A bloody rivalry between two drug gangs in Marseille on France’s Mediterranean coast has claimed the lives of dozens of people this year, targeted in brazen attacks sometimes carried out by teenagers, according to police.
The two gangs, “Yoda” and “DZ Mafia” are vying for control of the drug market in the notorious northern neighbourhoods of France’s second biggest city.
Since the start of the year, 36 people have died in the gang war, according to an AFP count, already five more than in all of 2022.
“It’s a bloodbath,” the city’s state prosecutor Dominique Laurens said back in April.
Since then there has been another surge in murders, with 12 people killed over the past month alone.

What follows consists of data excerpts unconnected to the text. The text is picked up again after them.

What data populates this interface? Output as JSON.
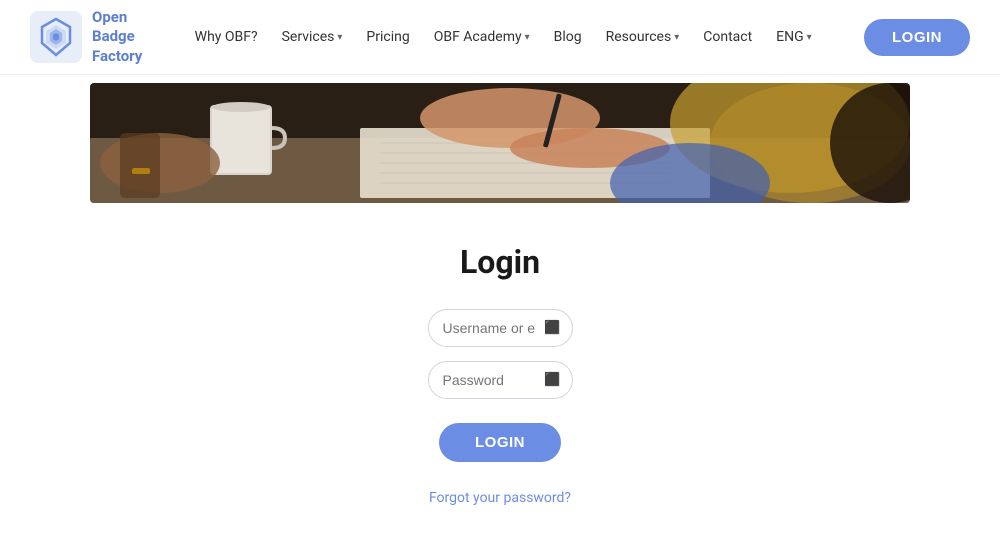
{
  "brand": {
    "name_line1": "Open",
    "name_line2": "Badge",
    "name_line3": "Factory",
    "full_name": "Open Badge Factory"
  },
  "nav": {
    "items": [
      {
        "label": "Why OBF?",
        "has_dropdown": false
      },
      {
        "label": "Services",
        "has_dropdown": true
      },
      {
        "label": "Pricing",
        "has_dropdown": false
      },
      {
        "label": "OBF Academy",
        "has_dropdown": true
      },
      {
        "label": "Blog",
        "has_dropdown": false
      },
      {
        "label": "Resources",
        "has_dropdown": true
      },
      {
        "label": "Contact",
        "has_dropdown": false
      },
      {
        "label": "ENG",
        "has_dropdown": true
      }
    ],
    "login_button": "LOGIN"
  },
  "hero": {
    "alt": "Person writing at desk with coffee mug"
  },
  "login_form": {
    "title": "Login",
    "username_placeholder": "Username or email",
    "password_placeholder": "Password",
    "submit_label": "LOGIN",
    "forgot_label": "Forgot your password?"
  },
  "colors": {
    "accent": "#6b8de3",
    "text_dark": "#1a1a1a",
    "text_muted": "#666"
  }
}
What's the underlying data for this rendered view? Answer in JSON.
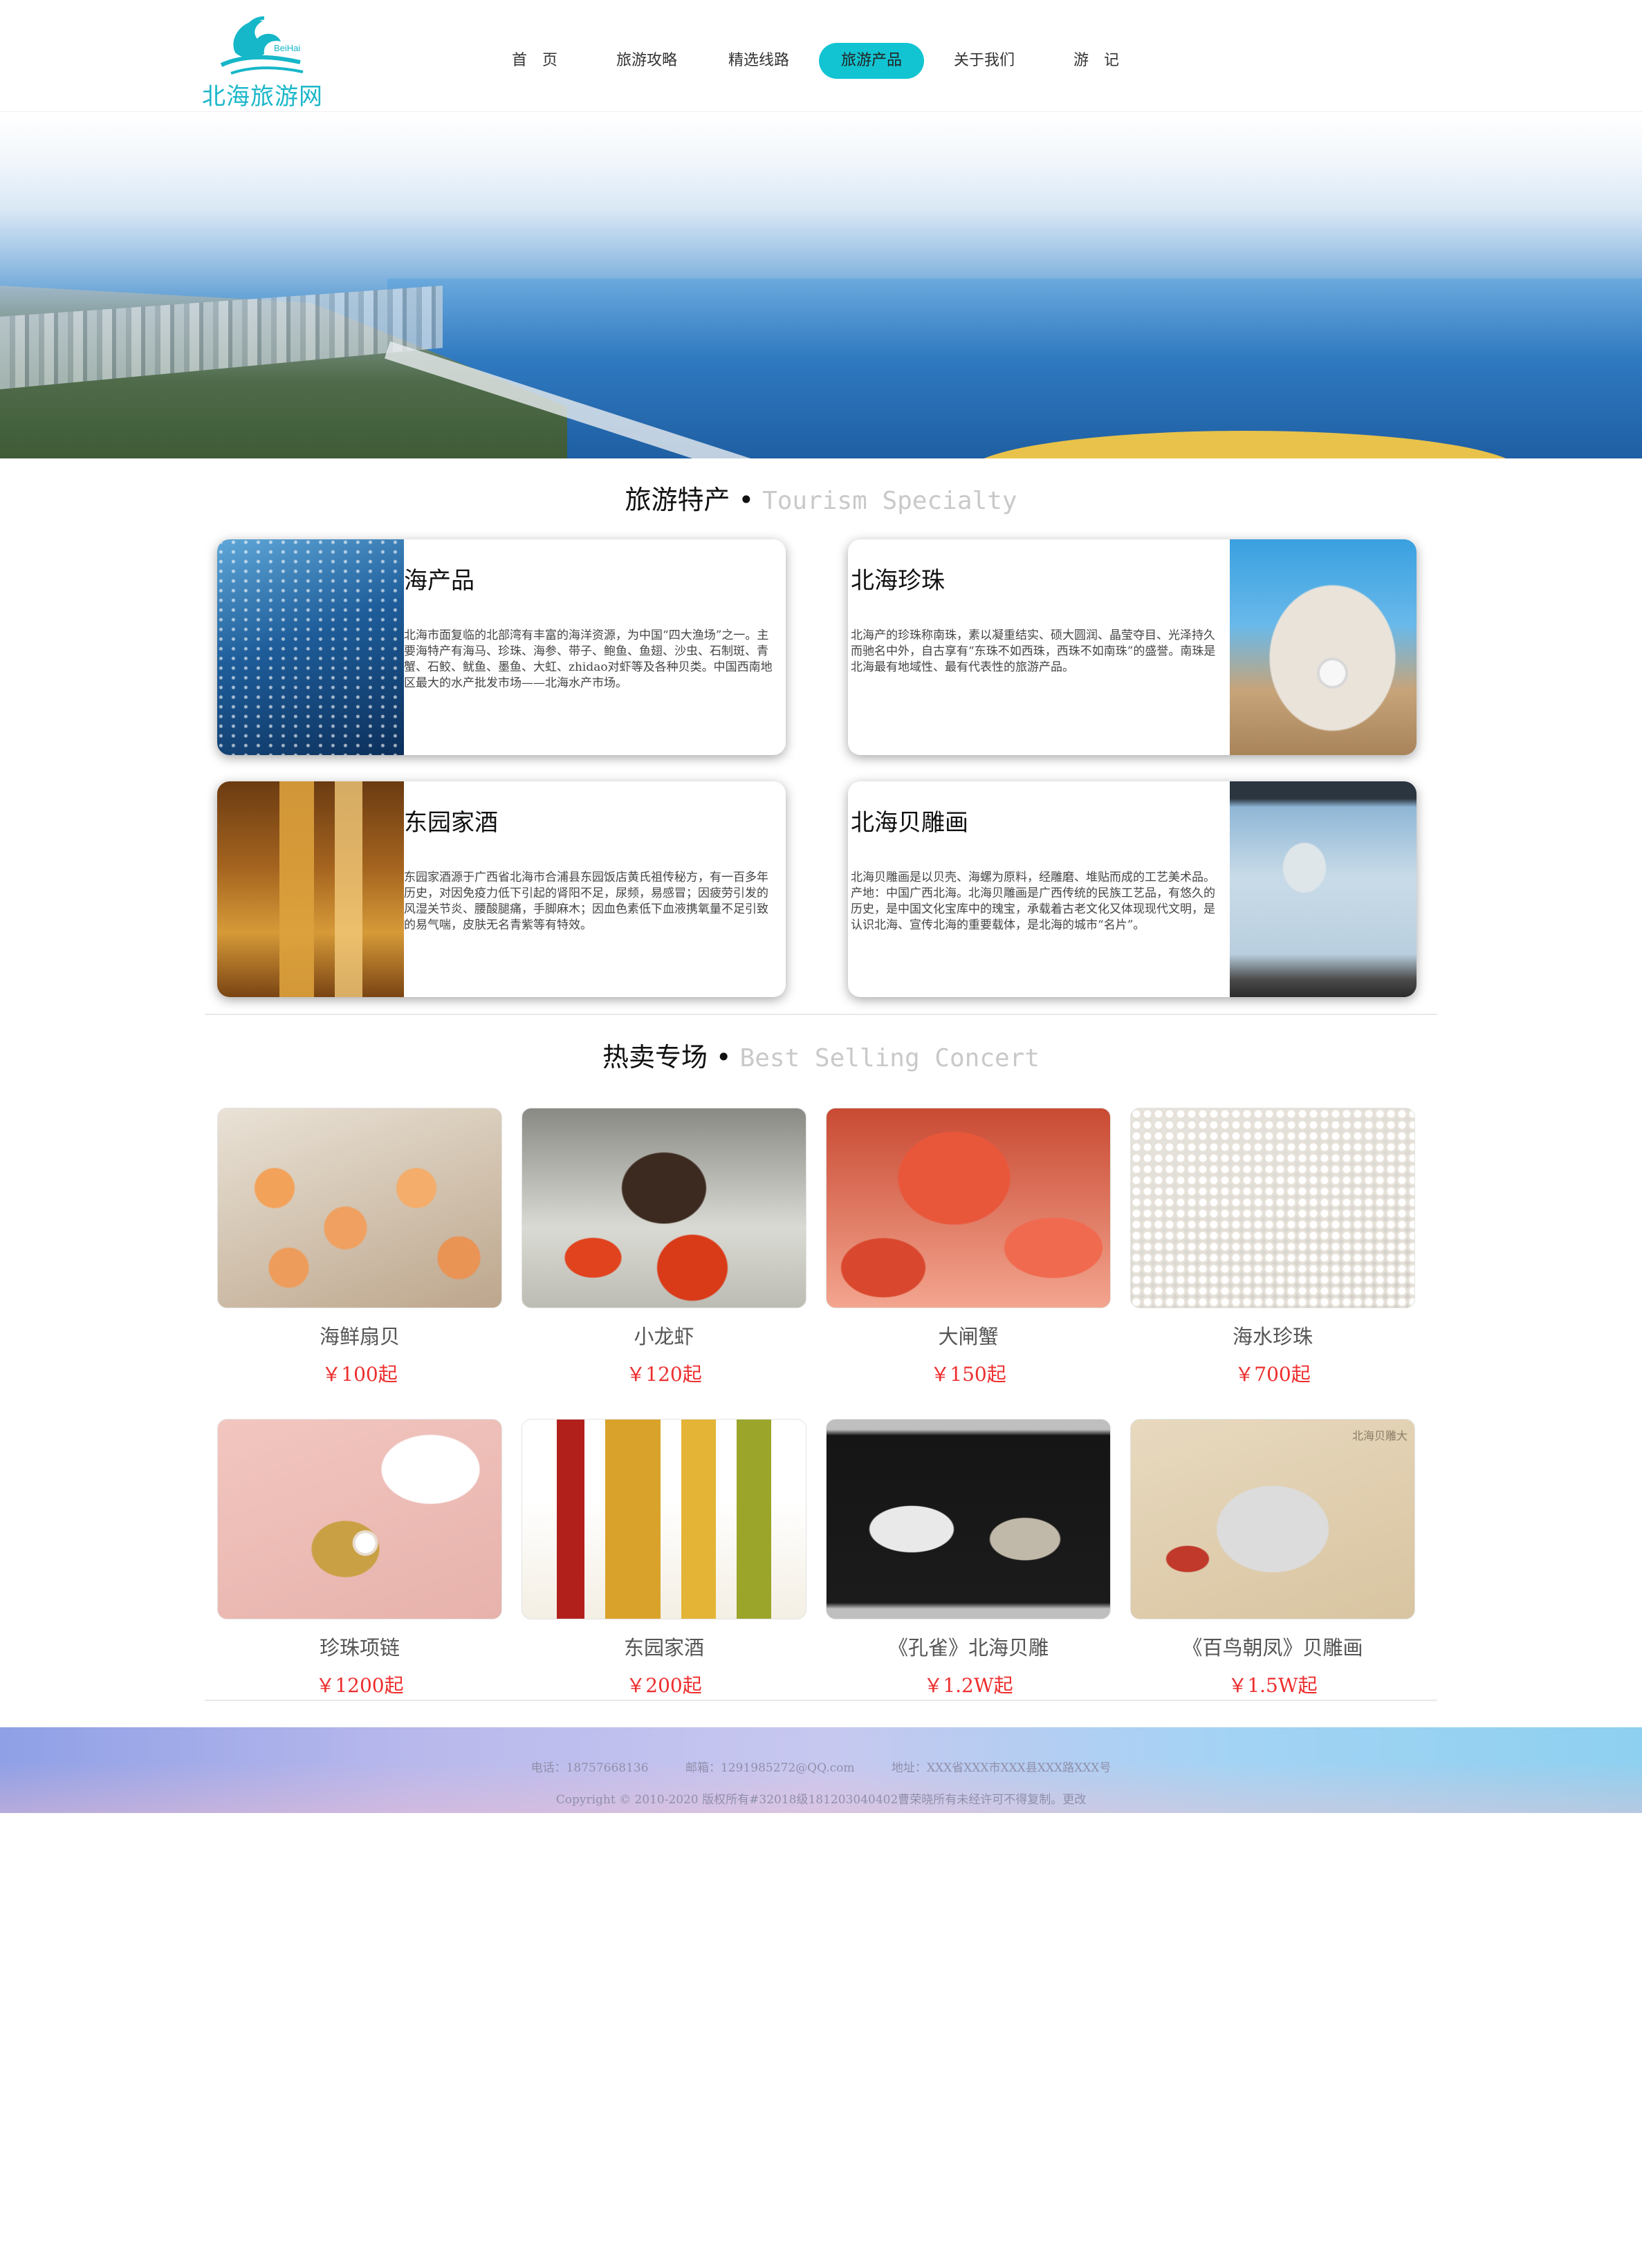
{
  "logo": {
    "text": "北海旅游网",
    "badge": "BeiHai"
  },
  "nav": {
    "items": [
      {
        "label": "首　页"
      },
      {
        "label": "旅游攻略"
      },
      {
        "label": "精选线路"
      },
      {
        "label": "旅游产品",
        "active": true
      },
      {
        "label": "关于我们"
      },
      {
        "label": "游　记"
      }
    ]
  },
  "specialty": {
    "title_cn": "旅游特产",
    "title_en": "Tourism Specialty",
    "cards": [
      {
        "title": "海产品",
        "desc": "北海市面复临的北部湾有丰富的海洋资源，为中国“四大渔场”之一。主要海特产有海马、珍珠、海参、带子、鲍鱼、鱼翅、沙虫、石制斑、青蟹、石鲛、鱿鱼、墨鱼、大虹、zhidao对虾等及各种贝类。中国西南地区最大的水产批发市场——北海水产市场。"
      },
      {
        "title": "北海珍珠",
        "desc": "北海产的珍珠称南珠，素以凝重结实、硕大圆润、晶莹夺目、光泽持久而驰名中外，自古享有“东珠不如西珠，西珠不如南珠”的盛誉。南珠是北海最有地域性、最有代表性的旅游产品。"
      },
      {
        "title": "东园家酒",
        "desc": "东园家酒源于广西省北海市合浦县东园饭店黄氏祖传秘方，有一百多年历史，对因免疫力低下引起的肾阳不足，尿频，易感冒；因疲劳引发的风湿关节炎、腰酸腿痛，手脚麻木；因血色素低下血液携氧量不足引致的易气喘，皮肤无名青紫等有特效。"
      },
      {
        "title": "北海贝雕画",
        "desc": "北海贝雕画是以贝壳、海螺为原料，经雕磨、堆贴而成的工艺美术品。产地：中国广西北海。北海贝雕画是广西传统的民族工艺品，有悠久的历史，是中国文化宝库中的瑰宝，承载着古老文化又体现现代文明，是认识北海、宣传北海的重要载体，是北海的城市“名片”。"
      }
    ]
  },
  "hot": {
    "title_cn": "热卖专场",
    "title_en": "Best Selling Concert",
    "products": [
      {
        "name": "海鲜扇贝",
        "price": "￥100起"
      },
      {
        "name": "小龙虾",
        "price": "￥120起"
      },
      {
        "name": "大闸蟹",
        "price": "￥150起"
      },
      {
        "name": "海水珍珠",
        "price": "￥700起"
      },
      {
        "name": "珍珠项链",
        "price": "￥1200起"
      },
      {
        "name": "东园家酒",
        "price": "￥200起"
      },
      {
        "name": "《孔雀》北海贝雕",
        "price": "￥1.2W起"
      },
      {
        "name": "《百鸟朝凤》贝雕画",
        "price": "￥1.5W起"
      }
    ],
    "watermark": "北海贝雕大"
  },
  "footer": {
    "phone": "电话：18757668136",
    "email": "邮箱：1291985272@QQ.com",
    "address": "地址：XXX省XXX市XXX县XXX路XXX号",
    "copyright": "Copyright © 2010-2020 版权所有#32018级181203040402曹荣晓所有未经许可不得复制。更改"
  },
  "colors": {
    "accent": "#12c4d1",
    "price": "#ee2e2e"
  }
}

The latest target was a 30-year-old man gunned down with a Kalashnikov assault rifle in northern Marseille Tuesday night.
“This is nothing less than a new round in the fight between Yoda and DZ Mafia,” police prefect Frederique Camilleri told reporters Wednesday.
The two gangs were behind 80 percent of the total of 68 gang-related killings or attempted killings in Marseille this year, she added.
Some of the victims and perpetrators are teenagers, like a 17-year-old beaten to death by 30 attackers in the Marseille high-rise project known as La Paternelle. The killing was live-streamed on Snapchat, a messaging app.
Camilleri said while murders linked to the drug trade used to be about the expansion of territory — such as the takeover of a dealing spot — they were now mostly about striking terror in their rivals.
“We’re seeing a new landscape, a paradigm change,” she said.
Drug gang members now “kill to scare”, which she said was like a “vendetta”, a blood feud motivated by vengeance.
And the killers were now both younger and less professional than in the past, she added.
Whereas gangs used to employ skilled specialists for the hits “the recruitment of killers has become commonplace”, she said, “no different from hiring a lookout”.
In early April police arrested an 18-year-old, identified only as Matteo F., suspected of gunning down Djibril, 15, and Kais, 16.
Matteo told police that he had collected a total of 200,000 euros ($218,000) in payment for contract killings.
There appears to be no shortage of candidates, despite police arresting 17 presumed members of five hit squads since the spring.
“It used to be that police got six months of calm after they arrested a team of killers, but that’s over,” Camilleri said.
The increase in gang-related murders comes, somewhat paradoxically, at a time when police are reporting greater success in their fight against the drugs trade.
They have seized 740 weapons, including 62 assault rifles, since the start of the year, an increase of 24 percent over 2022.
In addition, they have arrested 1,144 drug dealers in Marseille, up 26 percent, cut the number of deal spots by 70 since 2021, and seized 12 million euros in criminal assets.
The arrest in June of Mohamed Djeha, nicknamed “Mimo”, in Algeria removed one of France’s biggest suspected drug dealers from the scene.
Camilleri said police were following the money to get their hands on the masterminds of the drugs trade.
“We try to hit their wallets by taking out the dealing spots which are the cash cows of the networks, but also by targeting money collectors and money laundering networks,” she said.
Interior Minister Gerald Darmanin has said he will dispatch the CRS 8 police unit, which specialises in urban violence situations, in the coming days.
He said on Thursday the unit would hit the local networks as hard as possible for a week, especially their dealing spots.
On a visit to Marseille in June, President Emmanuel Macron announced measures against schooling inequality in Marseille — which he said made recruiting youths in the city easier for the drug gangs — and against poverty in its run-down neighbourhoods.
“We are hostages here,” one Marseille resident told the president during the visit. “We’re afraid to go out at night, everybody wants to leave,” she added.
Marseille has a long history of large-scale drug trafficking.
Starting in the 1930s, the city was a major hub in the “French Connection”, for decades the world’s biggest heroin producing and smuggling network.
Run by mafia groups of Corsican background, the French Connection brought morphine extracted from poppy plants in the Near East, Middle East and Asia to Marseille where its labs transformed it into heroin for export mostly to the United States.
That network, made famous by William Friedkin’s eponymous 1971 movie starring Gene Hackman, was only dismantled later in the 1970s.